Ulusal mevzuatımızda, uyuşturucu veya uyarıcı maddelerin yasaklanması ya da ruhsata bağlanması konuları 2313 ve 3298 sayılı Kanun’larda düzenlenmiştir. Buna göre;
- 2313 sayılı Kanun’a göre imali, ithali, ihraci ve satışı yasak olan maddeler:
- Müstahzar afyon (2. Madde)
- Esrar (3. Madde)
- 2313 sayılı Kanun’a göre ruhsata tabi olan maddeler:
- Tıbbi afyon ile müstahzaratı;
- Morfin ve bütün milhleri ve morfinin uzvi hamızlarla veya kuül cezriyle birleşmesinden mütehassıl bütün eterleri ve bunların milhleri,
- Koka yaprağı, ham kokain ve ekgonin ve tropokokain ile bütün milhleri,
- Yüzde 0,20 gramdan fazla morfin ve milhleri ve yüzde 0,10 gramdan fazla kokain ve milhlerini muhtevi bütün müstahzarlar;
- Ökodal (Eugodal), dikodit (Dicodide) ve Diloit (Diloudide), Asedikon (Acedicone) ve bunların terkibi kimyevisinde bulunan maddeler
- Bakanlar Kurulu tarafından, bu Kanun kapsamına alınan uyuşturucu veya uyarıcı maddeler (19. Madde)

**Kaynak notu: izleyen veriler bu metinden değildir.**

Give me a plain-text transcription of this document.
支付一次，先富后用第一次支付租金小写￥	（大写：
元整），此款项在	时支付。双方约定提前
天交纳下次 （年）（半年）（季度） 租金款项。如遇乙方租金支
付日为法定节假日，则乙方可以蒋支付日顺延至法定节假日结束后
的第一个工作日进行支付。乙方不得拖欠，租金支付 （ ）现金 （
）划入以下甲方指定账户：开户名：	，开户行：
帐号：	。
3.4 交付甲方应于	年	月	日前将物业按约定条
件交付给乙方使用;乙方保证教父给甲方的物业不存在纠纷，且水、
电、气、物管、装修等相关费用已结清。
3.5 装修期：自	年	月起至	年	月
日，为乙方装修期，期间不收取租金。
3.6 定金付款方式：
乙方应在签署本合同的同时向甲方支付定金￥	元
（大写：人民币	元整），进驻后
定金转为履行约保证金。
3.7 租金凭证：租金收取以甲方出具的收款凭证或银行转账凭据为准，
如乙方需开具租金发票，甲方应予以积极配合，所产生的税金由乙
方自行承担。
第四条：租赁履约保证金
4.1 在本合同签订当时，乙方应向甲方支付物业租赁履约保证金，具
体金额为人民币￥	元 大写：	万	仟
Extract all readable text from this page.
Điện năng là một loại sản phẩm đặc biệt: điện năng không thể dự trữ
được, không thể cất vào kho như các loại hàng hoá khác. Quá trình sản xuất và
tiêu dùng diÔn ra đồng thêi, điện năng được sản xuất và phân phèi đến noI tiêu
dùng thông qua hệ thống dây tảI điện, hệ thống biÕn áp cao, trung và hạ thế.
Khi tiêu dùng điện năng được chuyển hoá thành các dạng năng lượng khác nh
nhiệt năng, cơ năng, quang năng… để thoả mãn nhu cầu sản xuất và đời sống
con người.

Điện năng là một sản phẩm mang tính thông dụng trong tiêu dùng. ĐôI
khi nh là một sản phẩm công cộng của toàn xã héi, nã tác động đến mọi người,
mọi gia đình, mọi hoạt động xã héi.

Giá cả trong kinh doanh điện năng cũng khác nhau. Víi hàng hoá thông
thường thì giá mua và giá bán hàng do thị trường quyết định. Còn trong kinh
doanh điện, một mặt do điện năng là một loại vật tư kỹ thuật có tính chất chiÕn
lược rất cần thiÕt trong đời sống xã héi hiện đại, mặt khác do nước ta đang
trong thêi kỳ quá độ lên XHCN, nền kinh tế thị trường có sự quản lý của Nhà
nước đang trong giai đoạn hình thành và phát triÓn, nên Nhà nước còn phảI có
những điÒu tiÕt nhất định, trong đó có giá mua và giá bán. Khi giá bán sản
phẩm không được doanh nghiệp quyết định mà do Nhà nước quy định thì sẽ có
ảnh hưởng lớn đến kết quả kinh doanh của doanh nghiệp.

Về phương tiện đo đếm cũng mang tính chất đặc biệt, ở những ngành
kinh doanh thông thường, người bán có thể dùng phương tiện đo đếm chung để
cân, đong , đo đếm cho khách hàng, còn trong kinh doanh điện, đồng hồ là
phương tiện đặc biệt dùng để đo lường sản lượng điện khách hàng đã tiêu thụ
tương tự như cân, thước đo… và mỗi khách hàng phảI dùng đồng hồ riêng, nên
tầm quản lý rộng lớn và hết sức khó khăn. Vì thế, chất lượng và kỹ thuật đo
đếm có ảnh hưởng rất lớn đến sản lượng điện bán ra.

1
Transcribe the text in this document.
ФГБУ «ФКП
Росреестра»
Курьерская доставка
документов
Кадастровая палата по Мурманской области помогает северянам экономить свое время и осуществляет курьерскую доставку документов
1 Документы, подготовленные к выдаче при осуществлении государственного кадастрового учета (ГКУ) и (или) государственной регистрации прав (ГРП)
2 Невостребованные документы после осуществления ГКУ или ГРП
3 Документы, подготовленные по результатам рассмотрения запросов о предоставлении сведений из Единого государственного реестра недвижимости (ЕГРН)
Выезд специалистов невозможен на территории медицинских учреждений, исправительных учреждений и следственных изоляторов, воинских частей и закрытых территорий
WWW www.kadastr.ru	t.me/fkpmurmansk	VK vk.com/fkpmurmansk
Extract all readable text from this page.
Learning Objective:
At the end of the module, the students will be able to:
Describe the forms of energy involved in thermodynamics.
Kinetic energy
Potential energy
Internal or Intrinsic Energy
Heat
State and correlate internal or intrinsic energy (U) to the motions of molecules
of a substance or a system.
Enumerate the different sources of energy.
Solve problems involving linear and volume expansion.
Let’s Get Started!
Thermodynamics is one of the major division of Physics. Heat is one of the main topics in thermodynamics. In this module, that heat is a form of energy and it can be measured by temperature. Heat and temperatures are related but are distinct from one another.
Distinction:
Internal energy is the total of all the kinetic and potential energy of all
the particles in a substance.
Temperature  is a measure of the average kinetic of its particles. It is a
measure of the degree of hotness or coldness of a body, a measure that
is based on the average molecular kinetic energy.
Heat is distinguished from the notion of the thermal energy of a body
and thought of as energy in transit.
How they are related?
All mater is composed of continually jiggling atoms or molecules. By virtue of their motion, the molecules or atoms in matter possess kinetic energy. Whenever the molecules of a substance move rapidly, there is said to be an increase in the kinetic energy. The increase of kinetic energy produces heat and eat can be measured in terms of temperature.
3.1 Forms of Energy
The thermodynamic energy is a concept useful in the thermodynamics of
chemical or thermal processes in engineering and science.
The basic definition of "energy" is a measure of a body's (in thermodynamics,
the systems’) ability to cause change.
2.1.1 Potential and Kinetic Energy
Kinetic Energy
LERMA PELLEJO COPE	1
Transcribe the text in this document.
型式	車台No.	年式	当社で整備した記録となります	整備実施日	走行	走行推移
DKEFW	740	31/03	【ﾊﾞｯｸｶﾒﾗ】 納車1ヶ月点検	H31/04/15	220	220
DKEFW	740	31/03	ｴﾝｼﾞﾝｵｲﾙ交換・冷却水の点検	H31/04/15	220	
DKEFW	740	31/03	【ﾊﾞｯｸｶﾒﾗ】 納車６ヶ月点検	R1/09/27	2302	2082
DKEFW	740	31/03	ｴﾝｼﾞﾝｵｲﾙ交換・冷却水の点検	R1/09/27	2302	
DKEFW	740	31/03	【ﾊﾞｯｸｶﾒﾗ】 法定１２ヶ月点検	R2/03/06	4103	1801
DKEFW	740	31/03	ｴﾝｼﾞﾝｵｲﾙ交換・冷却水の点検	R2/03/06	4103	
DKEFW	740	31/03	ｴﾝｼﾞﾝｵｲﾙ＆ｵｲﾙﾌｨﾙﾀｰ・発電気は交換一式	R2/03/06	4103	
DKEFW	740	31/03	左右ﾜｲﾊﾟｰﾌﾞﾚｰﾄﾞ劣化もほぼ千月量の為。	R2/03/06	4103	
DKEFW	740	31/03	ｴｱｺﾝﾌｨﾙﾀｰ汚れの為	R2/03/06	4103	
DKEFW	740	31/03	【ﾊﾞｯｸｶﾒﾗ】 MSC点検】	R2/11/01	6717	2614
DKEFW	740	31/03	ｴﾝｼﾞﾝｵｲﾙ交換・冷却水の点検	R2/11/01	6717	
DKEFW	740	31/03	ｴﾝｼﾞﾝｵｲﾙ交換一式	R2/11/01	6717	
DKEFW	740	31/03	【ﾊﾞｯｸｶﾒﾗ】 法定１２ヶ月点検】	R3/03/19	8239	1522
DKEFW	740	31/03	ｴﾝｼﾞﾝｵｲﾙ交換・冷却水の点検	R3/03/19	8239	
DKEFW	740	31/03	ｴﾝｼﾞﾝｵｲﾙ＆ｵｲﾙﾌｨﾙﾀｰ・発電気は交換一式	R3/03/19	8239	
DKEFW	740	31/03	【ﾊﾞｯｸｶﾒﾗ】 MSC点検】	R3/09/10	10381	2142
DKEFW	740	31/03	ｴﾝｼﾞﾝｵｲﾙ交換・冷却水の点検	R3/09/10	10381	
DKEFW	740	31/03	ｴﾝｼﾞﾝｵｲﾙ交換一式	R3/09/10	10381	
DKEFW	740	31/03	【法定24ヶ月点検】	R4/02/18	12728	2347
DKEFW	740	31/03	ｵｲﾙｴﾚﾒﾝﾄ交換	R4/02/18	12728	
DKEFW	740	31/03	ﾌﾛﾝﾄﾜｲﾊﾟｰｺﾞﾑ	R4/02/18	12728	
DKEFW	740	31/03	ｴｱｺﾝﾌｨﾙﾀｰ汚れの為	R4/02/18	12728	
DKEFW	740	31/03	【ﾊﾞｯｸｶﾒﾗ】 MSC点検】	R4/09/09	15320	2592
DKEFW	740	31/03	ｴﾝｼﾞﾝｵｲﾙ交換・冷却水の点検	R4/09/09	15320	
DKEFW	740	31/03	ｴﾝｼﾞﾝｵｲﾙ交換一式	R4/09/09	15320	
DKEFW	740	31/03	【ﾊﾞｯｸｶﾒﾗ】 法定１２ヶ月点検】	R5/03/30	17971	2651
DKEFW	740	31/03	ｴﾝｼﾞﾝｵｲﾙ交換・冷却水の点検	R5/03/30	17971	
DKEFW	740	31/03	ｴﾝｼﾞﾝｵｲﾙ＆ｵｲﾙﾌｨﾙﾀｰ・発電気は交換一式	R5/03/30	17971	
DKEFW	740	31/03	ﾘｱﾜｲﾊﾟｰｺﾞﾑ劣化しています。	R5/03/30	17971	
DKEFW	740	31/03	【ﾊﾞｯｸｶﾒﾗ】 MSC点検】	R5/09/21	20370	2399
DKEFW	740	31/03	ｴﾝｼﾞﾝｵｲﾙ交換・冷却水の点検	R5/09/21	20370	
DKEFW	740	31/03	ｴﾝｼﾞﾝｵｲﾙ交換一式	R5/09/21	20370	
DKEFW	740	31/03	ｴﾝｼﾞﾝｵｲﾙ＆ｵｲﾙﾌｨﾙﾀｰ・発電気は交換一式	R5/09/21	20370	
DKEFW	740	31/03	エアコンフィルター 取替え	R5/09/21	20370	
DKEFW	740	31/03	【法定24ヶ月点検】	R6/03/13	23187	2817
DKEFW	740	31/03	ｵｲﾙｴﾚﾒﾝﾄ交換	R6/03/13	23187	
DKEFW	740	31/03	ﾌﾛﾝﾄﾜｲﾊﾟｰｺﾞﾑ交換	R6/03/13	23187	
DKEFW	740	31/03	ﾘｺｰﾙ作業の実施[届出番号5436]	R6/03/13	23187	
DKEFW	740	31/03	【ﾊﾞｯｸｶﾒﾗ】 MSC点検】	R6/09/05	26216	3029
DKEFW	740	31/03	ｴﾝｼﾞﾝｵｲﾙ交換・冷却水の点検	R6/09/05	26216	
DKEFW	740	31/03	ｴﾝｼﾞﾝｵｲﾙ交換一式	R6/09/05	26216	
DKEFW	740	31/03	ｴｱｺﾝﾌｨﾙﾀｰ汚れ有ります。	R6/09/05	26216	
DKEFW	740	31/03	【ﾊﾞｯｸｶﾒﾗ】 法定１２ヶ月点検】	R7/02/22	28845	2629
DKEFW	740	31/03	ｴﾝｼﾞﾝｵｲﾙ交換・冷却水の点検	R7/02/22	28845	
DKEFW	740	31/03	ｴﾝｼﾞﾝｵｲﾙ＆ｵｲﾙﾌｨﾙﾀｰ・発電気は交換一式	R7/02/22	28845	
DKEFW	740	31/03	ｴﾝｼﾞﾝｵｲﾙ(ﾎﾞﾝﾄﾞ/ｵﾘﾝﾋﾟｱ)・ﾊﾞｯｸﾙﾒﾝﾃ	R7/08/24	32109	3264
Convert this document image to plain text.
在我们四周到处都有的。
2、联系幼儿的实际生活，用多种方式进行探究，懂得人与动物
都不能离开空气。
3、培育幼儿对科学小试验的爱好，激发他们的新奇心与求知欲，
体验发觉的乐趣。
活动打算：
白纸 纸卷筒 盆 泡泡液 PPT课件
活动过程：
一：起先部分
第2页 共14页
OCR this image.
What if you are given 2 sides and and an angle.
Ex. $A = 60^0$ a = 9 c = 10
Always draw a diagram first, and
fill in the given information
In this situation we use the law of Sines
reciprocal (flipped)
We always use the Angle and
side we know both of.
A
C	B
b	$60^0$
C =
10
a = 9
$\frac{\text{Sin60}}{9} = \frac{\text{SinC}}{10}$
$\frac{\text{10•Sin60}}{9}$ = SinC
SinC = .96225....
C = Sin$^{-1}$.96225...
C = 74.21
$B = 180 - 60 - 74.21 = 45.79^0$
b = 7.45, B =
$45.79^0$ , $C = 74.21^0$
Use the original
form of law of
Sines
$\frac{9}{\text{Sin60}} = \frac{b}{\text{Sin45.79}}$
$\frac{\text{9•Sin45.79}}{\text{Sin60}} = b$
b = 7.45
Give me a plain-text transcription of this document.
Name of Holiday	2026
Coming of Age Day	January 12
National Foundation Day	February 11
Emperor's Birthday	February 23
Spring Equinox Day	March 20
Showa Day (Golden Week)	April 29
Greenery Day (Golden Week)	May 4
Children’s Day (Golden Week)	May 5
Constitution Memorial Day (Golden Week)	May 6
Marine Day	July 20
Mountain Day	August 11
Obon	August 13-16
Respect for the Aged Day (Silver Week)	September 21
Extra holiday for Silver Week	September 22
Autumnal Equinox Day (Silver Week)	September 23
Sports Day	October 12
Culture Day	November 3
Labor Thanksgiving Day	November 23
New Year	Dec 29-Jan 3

- 3298 Kanun denetimine tabi olan maddeler:
- Çizilmiş veya çizilmemiş haşhaş kapsülleri,
- Ham afyon,
- Tıbbi afyon ve morfin evsafını haiz afyon alkaloidleri, tuzları, esterleri, ve eterleri,
- Koka yaprağı ve bunun alkaloidleri, tuzları, esterleri, ve eterleri,
- Sağlık ve Sosyal Yardım Bakanlığınca tayin olunacak diğer uyuşturucu maddeler; (1. maddesin 1. Fıkrası)
- Bakanlar Kurulu tarafından, kullanılması zararlı olduğu ve toksikomani yaptığı Sağlık ve Sosyal Yardım Bakanlığınca tespit edildiği için bu kanun kapsamına alınan diğer tabii ve sentetik maddeler (1. Maddenin 3. Fıkrası)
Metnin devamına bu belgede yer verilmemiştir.